Francesca Albanese, Palestine Action et la fin du droit international
La décision de l’administration Trump aux EU d’appliquer des sanctions contre la rapporteuse spéciale de l’ONU, Francesca Albanese, symbolise la naissance d’une ère nouvelle de la politique internationale.

Les EU ont décrété des sanctions contre Francesca Albanese dans le même temps que le Royaume-Uni a désigné Palestine Action comme organisation terroriste. (Design : The Palestine Chronicle)
Robert Inlakesh, 15 juillet 202
Ceci n’est pas un ordre qui s’appuie sur des règles ; c’est un réseau criminel qui se comporte comme une mafia en collant des étiquettes imaginaires sur les personnes qu’il n’aime pas afin de justifier leur élimination.

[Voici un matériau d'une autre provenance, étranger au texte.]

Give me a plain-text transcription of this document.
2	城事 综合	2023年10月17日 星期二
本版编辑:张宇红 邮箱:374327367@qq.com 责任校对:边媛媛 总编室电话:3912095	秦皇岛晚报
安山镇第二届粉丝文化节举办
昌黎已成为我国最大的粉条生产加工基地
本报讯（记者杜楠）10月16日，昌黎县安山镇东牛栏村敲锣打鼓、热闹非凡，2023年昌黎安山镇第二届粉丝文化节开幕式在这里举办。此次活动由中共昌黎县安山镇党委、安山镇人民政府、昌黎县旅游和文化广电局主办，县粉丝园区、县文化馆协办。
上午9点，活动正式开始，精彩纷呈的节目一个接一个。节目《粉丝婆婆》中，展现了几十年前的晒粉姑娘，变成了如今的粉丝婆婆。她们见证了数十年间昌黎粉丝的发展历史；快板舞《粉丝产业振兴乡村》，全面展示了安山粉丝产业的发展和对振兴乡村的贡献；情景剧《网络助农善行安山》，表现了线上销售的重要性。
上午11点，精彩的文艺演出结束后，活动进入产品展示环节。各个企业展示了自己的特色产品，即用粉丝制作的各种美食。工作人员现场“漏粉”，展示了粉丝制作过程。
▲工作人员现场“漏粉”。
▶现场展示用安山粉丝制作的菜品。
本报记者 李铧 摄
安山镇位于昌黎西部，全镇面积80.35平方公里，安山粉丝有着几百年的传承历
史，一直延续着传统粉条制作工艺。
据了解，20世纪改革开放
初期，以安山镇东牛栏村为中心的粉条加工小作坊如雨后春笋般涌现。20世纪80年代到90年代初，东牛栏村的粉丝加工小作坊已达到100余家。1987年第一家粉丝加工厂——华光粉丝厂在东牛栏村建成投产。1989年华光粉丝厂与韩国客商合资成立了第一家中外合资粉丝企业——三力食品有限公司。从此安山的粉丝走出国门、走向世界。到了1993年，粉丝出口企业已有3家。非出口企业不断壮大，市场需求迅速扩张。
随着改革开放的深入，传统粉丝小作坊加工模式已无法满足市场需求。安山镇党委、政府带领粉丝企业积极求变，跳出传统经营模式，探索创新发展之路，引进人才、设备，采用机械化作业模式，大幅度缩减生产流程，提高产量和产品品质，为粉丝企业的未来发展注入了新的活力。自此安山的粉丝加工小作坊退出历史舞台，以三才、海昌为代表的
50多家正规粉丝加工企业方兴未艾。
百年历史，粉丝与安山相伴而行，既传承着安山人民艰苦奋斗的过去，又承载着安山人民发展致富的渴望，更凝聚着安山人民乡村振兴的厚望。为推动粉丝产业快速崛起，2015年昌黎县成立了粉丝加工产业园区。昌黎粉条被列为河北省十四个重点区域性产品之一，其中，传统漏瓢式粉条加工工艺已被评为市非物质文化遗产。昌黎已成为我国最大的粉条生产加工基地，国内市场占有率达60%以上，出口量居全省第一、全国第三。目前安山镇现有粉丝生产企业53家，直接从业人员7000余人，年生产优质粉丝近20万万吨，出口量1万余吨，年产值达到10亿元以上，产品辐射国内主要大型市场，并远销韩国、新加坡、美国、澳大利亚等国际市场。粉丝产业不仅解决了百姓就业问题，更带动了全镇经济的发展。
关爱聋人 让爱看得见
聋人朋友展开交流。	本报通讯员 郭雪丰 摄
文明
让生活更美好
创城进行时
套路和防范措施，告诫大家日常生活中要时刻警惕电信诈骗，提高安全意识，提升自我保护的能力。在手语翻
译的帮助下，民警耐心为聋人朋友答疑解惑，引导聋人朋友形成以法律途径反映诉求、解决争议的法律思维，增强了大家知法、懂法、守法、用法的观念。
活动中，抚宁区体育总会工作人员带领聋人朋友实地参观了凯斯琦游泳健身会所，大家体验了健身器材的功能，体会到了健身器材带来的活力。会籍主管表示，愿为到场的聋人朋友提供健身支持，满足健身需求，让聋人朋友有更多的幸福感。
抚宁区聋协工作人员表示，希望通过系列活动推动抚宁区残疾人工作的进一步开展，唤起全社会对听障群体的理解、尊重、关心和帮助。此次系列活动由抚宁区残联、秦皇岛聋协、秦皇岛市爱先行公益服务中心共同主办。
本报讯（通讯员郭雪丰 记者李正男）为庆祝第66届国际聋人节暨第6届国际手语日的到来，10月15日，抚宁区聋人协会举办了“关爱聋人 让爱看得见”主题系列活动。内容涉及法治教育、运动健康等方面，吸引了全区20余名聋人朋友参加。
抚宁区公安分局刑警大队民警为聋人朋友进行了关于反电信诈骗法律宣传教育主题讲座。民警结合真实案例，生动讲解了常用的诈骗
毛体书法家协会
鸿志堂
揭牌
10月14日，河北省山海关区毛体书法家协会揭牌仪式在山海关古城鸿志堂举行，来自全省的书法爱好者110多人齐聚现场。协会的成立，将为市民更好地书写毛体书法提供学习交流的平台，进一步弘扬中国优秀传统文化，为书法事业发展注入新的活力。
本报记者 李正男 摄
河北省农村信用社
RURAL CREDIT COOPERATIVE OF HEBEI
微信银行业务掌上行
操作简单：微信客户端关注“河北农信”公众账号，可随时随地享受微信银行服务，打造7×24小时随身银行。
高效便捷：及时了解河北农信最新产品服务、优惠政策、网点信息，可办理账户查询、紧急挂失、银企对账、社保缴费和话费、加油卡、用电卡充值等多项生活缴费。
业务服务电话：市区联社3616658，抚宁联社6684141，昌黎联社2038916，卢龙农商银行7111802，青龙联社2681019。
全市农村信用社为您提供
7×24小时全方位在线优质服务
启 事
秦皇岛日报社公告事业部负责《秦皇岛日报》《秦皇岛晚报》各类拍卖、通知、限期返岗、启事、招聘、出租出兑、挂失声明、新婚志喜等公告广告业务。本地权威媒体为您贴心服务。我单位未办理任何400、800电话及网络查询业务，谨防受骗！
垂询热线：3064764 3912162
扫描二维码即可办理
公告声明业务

Les États-Unis, l’Union européenne et le Royaume-Uni ont fait s’effondrer l’ordre qui a succédé à la Seconde Guerre mondiale afin de défendre le génocide perpétré par Israël dans la bande de Gaza. Au lieu de fournir ne serait-ce que le vernis d’un débat public libre, ils ont instrumentalisé dans les milieux économiques, politiques et médiatiques leur pouvoir contre la dissidence.
La décision de l’administration Trump aux EU d’appliquer des sanctions contre la rapporteuse spéciale de l’ONU, Francesca Albanese, symbolise la naissance d’une ère nouvelle de la politique internationale. Le timing de la démarche, en soi, ne prêtait déjà pas à confusion. Il est venu après le rapport de la représentante de l’ONU qui montrait par le détail à quel point les entreprises occidentales soutiennent le système colonial de peuplement israélien d’oppression.
Francesca Albanese s’est adressée au public lors d’une conférence de presse qui a suivi la publication de son rapport de 39 pages, et elle a interpellé les actions performatives entreprises par certains États, mais qui se sont limitées à blâmer les colonies israéliennes en Cisjordanie. Elle a comparé cela à du théâtre, affirmant que le monde devrait cesser de faire semblant que les crimes se limitent aux colonies.
La rapporteuse spéciale de l’ONU a posé la question de savoir s’il aurait été raisonnable de prétendre que le problème avec l’apartheid en Afrique du Sud résidait simplement dans les bantoustans, tout en faisant remarquer à quel point il aurait été ridicule de n’appliquer des sanctions ciblées que contre des activités dans ces zones au lieu d’en appliquer contre l’État qui sous-tendait toutes les mesures d’injustice raciale.
Maintenant, les EU ont attaqué Albanese avec leurs sanctions écrasantes, qu’ils utilisent contre tous les acteurs qu’ils haïssent, incluant désormais des personnes travaillant pour les Nations unies mêmes.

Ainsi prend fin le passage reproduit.